70'li yıllarda, amerika da pink floyd gençliği ve halisünojen uyuşturucu modası vardı. bu modaya takılan genç insanlar, ''savaşa hayır'' mantığı ile yaşadılar. eğlendiler, eğlendirdiler ve bazıları vefat etti. bazıları da halen yaşamakta.
bir de 70'li yıllarda türkiye ve türk gençliği vardı. bazı hem şarkıcı, hem oyuncular kişiler tarafından aşk konulu filmler çekildi. sürekli bir erkek bir kıza aşık oluyor, sonra o kız onu terkediyor ve erkek zırlamaya başlıyor.
şimdi bir bakın 70'li yıllarda amerikan gençliği nasıl yaşıyormuş, türk gençliği nasıl yaşıyormuş ?
70'li yıllardan bu yana, hep bu aşk konulu filmler yüzünden, türk gencinin beyni yıkandı. kerem ile aslı, bilmem ne ile bilmem ne gibi bir kıza, bir erkeğe aşık olunup, sonra da zırlanıp durdu.

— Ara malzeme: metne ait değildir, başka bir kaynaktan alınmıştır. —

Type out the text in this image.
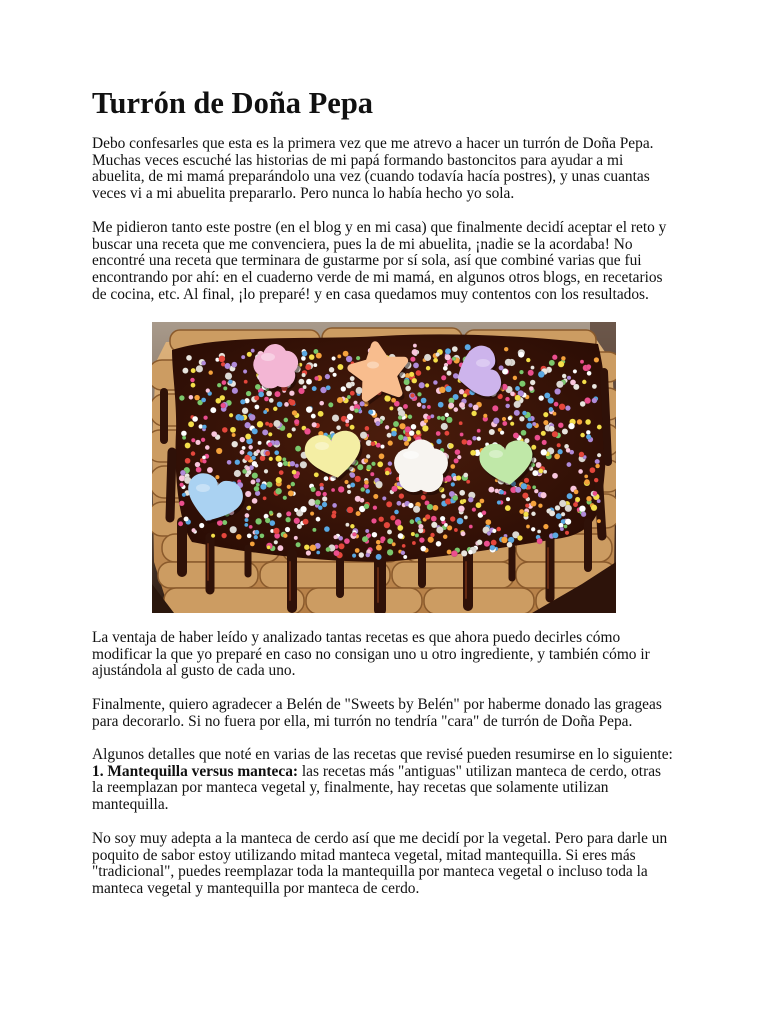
Turrón de Doña Pepa
Debo confesarles que esta es la primera vez que me atrevo a hacer un turrón de Doña Pepa.
Muchas veces escuché las historias de mi papá formando bastoncitos para ayudar a mi
abuelita, de mi mamá preparándolo una vez (cuando todavía hacía postres), y unas cuantas
veces vi a mi abuelita prepararlo. Pero nunca lo había hecho yo sola.
Me pidieron tanto este postre (en el blog y en mi casa) que finalmente decidí aceptar el reto y
buscar una receta que me convenciera, pues la de mi abuelita, ¡nadie se la acordaba! No
encontré una receta que terminara de gustarme por sí sola, así que combiné varias que fui
encontrando por ahí: en el cuaderno verde de mi mamá, en algunos otros blogs, en recetarios
de cocina, etc. Al final, ¡lo preparé! y en casa quedamos muy contentos con los resultados.
La ventaja de haber leído y analizado tantas recetas es que ahora puedo decirles cómo
modificar la que yo preparé en caso no consigan uno u otro ingrediente, y también cómo ir
ajustándola al gusto de cada uno.
Finalmente, quiero agradecer a Belén de "Sweets by Belén" por haberme donado las grageas
para decorarlo. Si no fuera por ella, mi turrón no tendría "cara" de turrón de Doña Pepa.
Algunos detalles que noté en varias de las recetas que revisé pueden resumirse en lo siguiente:
1. Mantequilla versus manteca: las recetas más "antiguas" utilizan manteca de cerdo, otras
la reemplazan por manteca vegetal y, finalmente, hay recetas que solamente utilizan
mantequilla.
No soy muy adepta a la manteca de cerdo así que me decidí por la vegetal. Pero para darle un
poquito de sabor estoy utilizando mitad manteca vegetal, mitad mantequilla. Si eres más
"tradicional", puedes reemplazar toda la mantequilla por manteca vegetal o incluso toda la
manteca vegetal y mantequilla por manteca de cerdo.
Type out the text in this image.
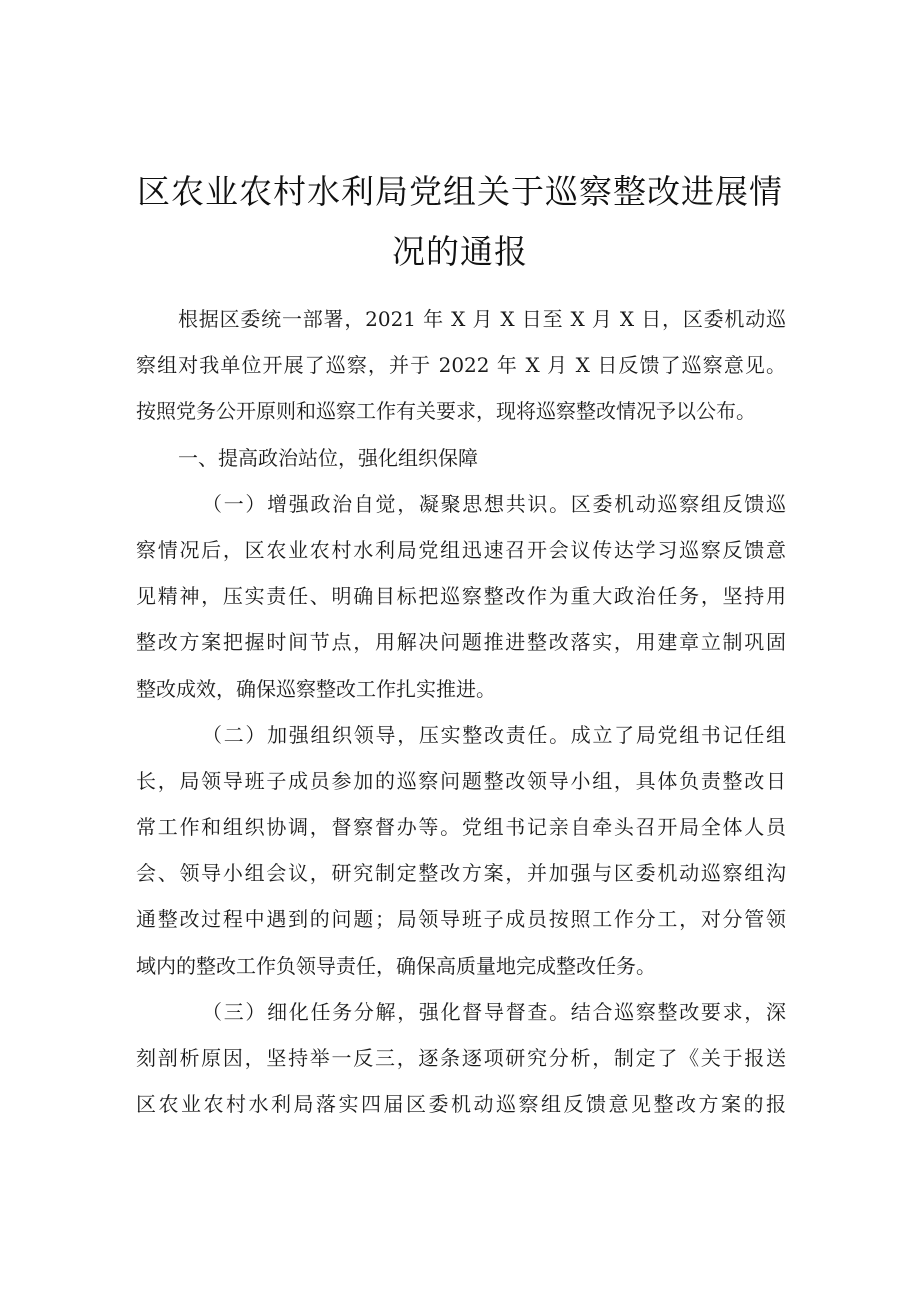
区农业农村水利局党组关于巡察整改进展情
况的通报
根据区委统一部署，2021 年 X 月 X 日至 X 月 X 日，区委机动巡
察组对我单位开展了巡察，并于 2022 年 X 月 X 日反馈了巡察意见。
按照党务公开原则和巡察工作有关要求，现将巡察整改情况予以公布。
一、提高政治站位，强化组织保障
（一）增强政治自觉，凝聚思想共识。区委机动巡察组反馈巡
察情况后，区农业农村水利局党组迅速召开会议传达学习巡察反馈意
见精神，压实责任、明确目标把巡察整改作为重大政治任务，坚持用
整改方案把握时间节点，用解决问题推进整改落实，用建章立制巩固
整改成效，确保巡察整改工作扎实推进。
（二）加强组织领导，压实整改责任。成立了局党组书记任组
长，局领导班子成员参加的巡察问题整改领导小组，具体负责整改日
常工作和组织协调，督察督办等。党组书记亲自牵头召开局全体人员
会、领导小组会议，研究制定整改方案，并加强与区委机动巡察组沟
通整改过程中遇到的问题；局领导班子成员按照工作分工，对分管领
域内的整改工作负领导责任，确保高质量地完成整改任务。
（三）细化任务分解，强化督导督查。结合巡察整改要求，深
刻剖析原因，坚持举一反三，逐条逐项研究分析，制定了《关于报送
区农业农村水利局落实四届区委机动巡察组反馈意见整改方案的报
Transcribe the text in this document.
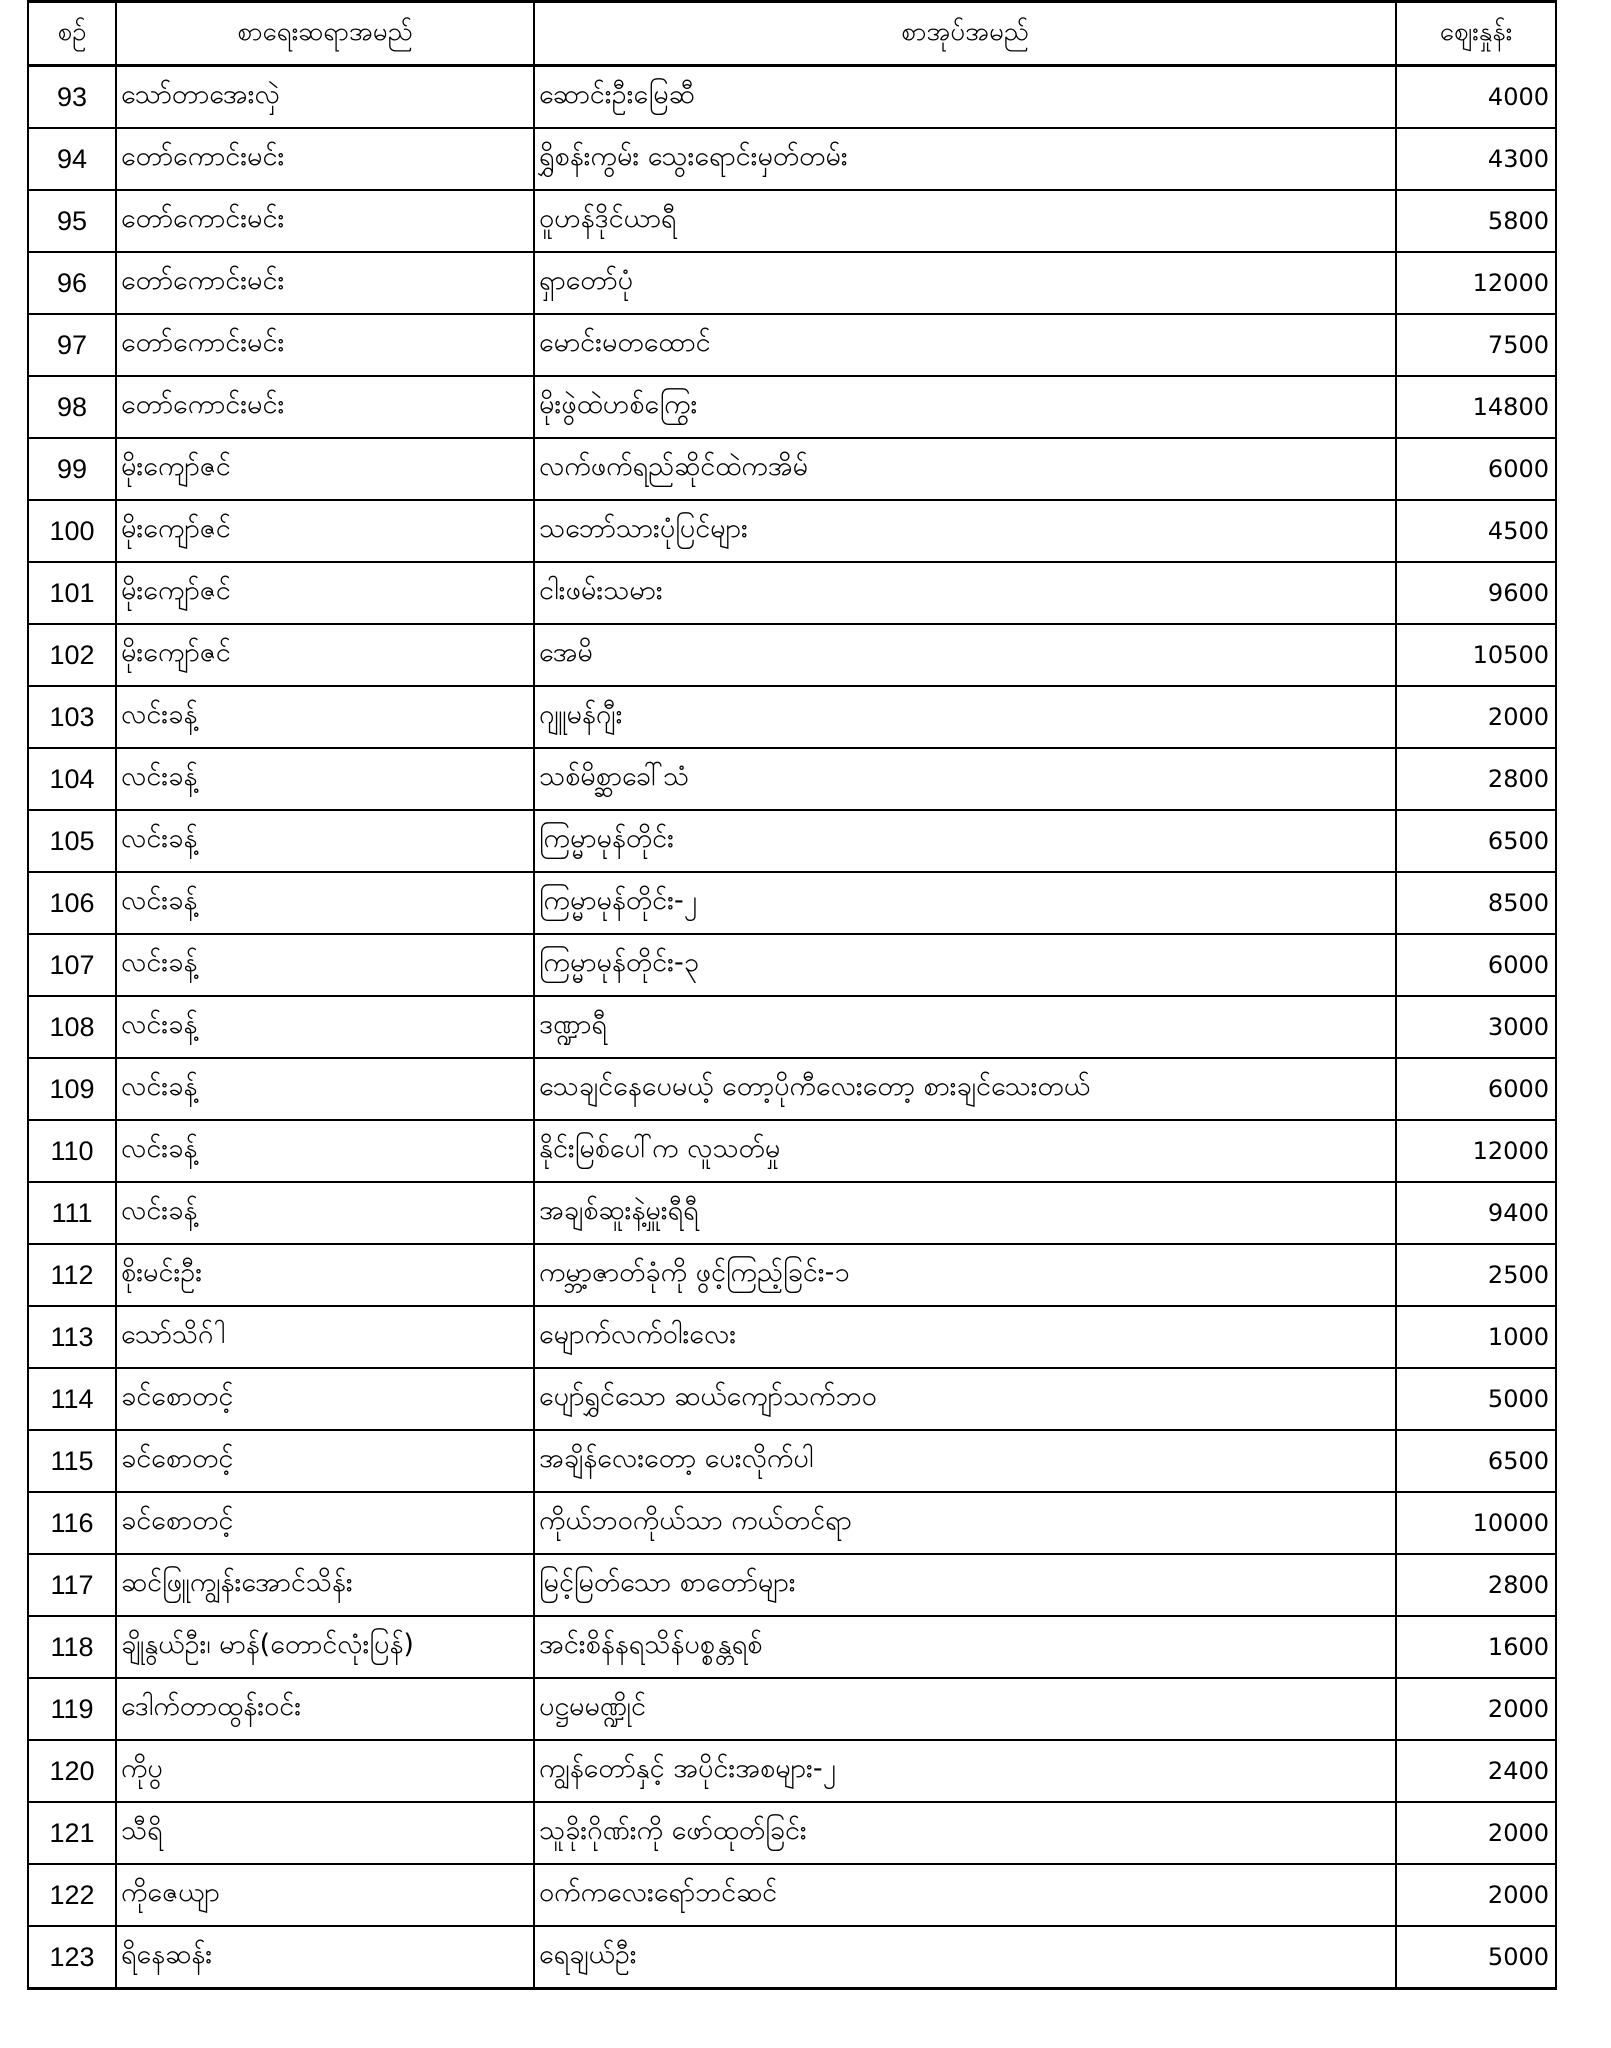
စဉ်	စာရေးဆရာအမည်	စာအုပ်အမည်	ဈေးနှုန်း
93	သော်တာအေးလှဲ	ဆောင်းဦးမြေဆီ	4000
94	တော်ကောင်းမင်း	ရွှိစန်းကွမ်း သွေးရောင်းမှတ်တမ်း	4300
95	တော်ကောင်းမင်း	ဝူဟန်ဒိုင်ယာရီ	5800
96	တော်ကောင်းမင်း	ရှာတော်ပုံ	12000
97	တော်ကောင်းမင်း	မောင်းမတထောင်	7500
98	တော်ကောင်းမင်း	မိုးဖွဲထဲဟစ်ကြွေး	14800
99	မိုးကျော်ဇင်	လက်ဖက်ရည်ဆိုင်ထဲကအိမ်	6000
100	မိုးကျော်ဇင်	သဘော်သားပုံပြင်များ	4500
101	မိုးကျော်ဇင်	ငါးဖမ်းသမား	9600
102	မိုးကျော်ဇင်	အေမိ	10500
103	လင်းခန့်	ဂျူမန်ဂျီး	2000
104	လင်းခန့်	သစ်မိစ္ဆာခေါ်သံ	2800
105	လင်းခန့်	ကြမ္မာမုန်တိုင်း	6500
106	လင်းခန့်	ကြမ္မာမုန်တိုင်း-၂	8500
107	လင်းခန့်	ကြမ္မာမုန်တိုင်း-၃	6000
108	လင်းခန့်	ဒဏ္ဍာရီ	3000
109	လင်းခန့်	သေချင်နေပေမယ့် တော့ပိုကီလေးတော့ စားချင်သေးတယ်	6000
110	လင်းခန့်	နိုင်းမြစ်ပေါ်က လူသတ်မှု	12000
111	လင်းခန့်	အချစ်ဆူးနဲ့မှူးရီရီ	9400
112	စိုးမင်းဦး	ကမ္ဘာ့ဇာတ်ခုံကို ဖွင့်ကြည့်ခြင်း-၁	2500
113	သော်သိဂ်ါ	မျောက်လက်ဝါးလေး	1000
114	ခင်စောတင့်	ပျော်ရွှင်သော ဆယ်ကျော်သက်ဘဝ	5000
115	ခင်စောတင့်	အချိန်လေးတော့ ပေးလိုက်ပါ	6500
116	ခင်စောတင့်	ကိုယ်ဘဝကိုယ်သာ ကယ်တင်ရာ	10000
117	ဆင်ဖြူကျွန်းအောင်သိန်း	မြင့်မြတ်သော စာတော်များ	2800
118	ချိုနွယ်ဦး၊ မာန်(တောင်လုံးပြန်)	အင်းစိန်နရသိန်ပစ္စန္တရစ်	1600
119	ဒေါက်တာထွန်းဝင်း	ပဋ္ဌမမဏ္ဍိုင်	2000
120	ကိုပွ	ကျွန်တော်နှင့် အပိုင်းအစများ-၂	2400
121	သီရိ	သူခိုးဂိုဏ်းကို ဖော်ထုတ်ခြင်း	2000
122	ကိုဇေယျာ	ဝက်ကလေးရော်ဘင်ဆင်	2000
123	ရိနေဆန်း	ရေချယ်ဦး	5000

günümüz de,malesef ki halen bu insan modelleri yaşamaktadır. ''sevgilim beni terketti ööö'' diye zırlar, milletin kafasını şeyederler. bir atasözü vardır ''yiyemeyeceğin şeyin altına yatmayacaksın'' diye. saçma sapan türk filmleri sana bu örneği verirken, sen halen bile bile lades dersen, o zaman ağlamayacaksın. milletin beynini de ''eski sevgilim şöyleydi, böyleydi'' zırvalarıyla me$gul etmeyeceksin.
bilgisayar başında kendi kendine içip, başkasına birşey belli etmemesi, arkadaşlarının kafalarını s.kmemesi gereken kişidir. sonunda karşılıklı içtiği bilgisayara aşık olması işten bile değildir. programlamacılar, geek ve üstadlar böyle aşık olmuşlardır bilgisayara.
bu fikir mantıklı geldiyse ve sevgiliye sarılıp uyumanın hazzı hiç bir şeyde yok derse tavsiyem laptop a sarılıp uyumanız. böylelikle sevgilim beni terk etti diye zırlayan insan olmazsınız. en fazla üzüleceğiniz "sevgilim gece yataktan düşmüş" olabilir.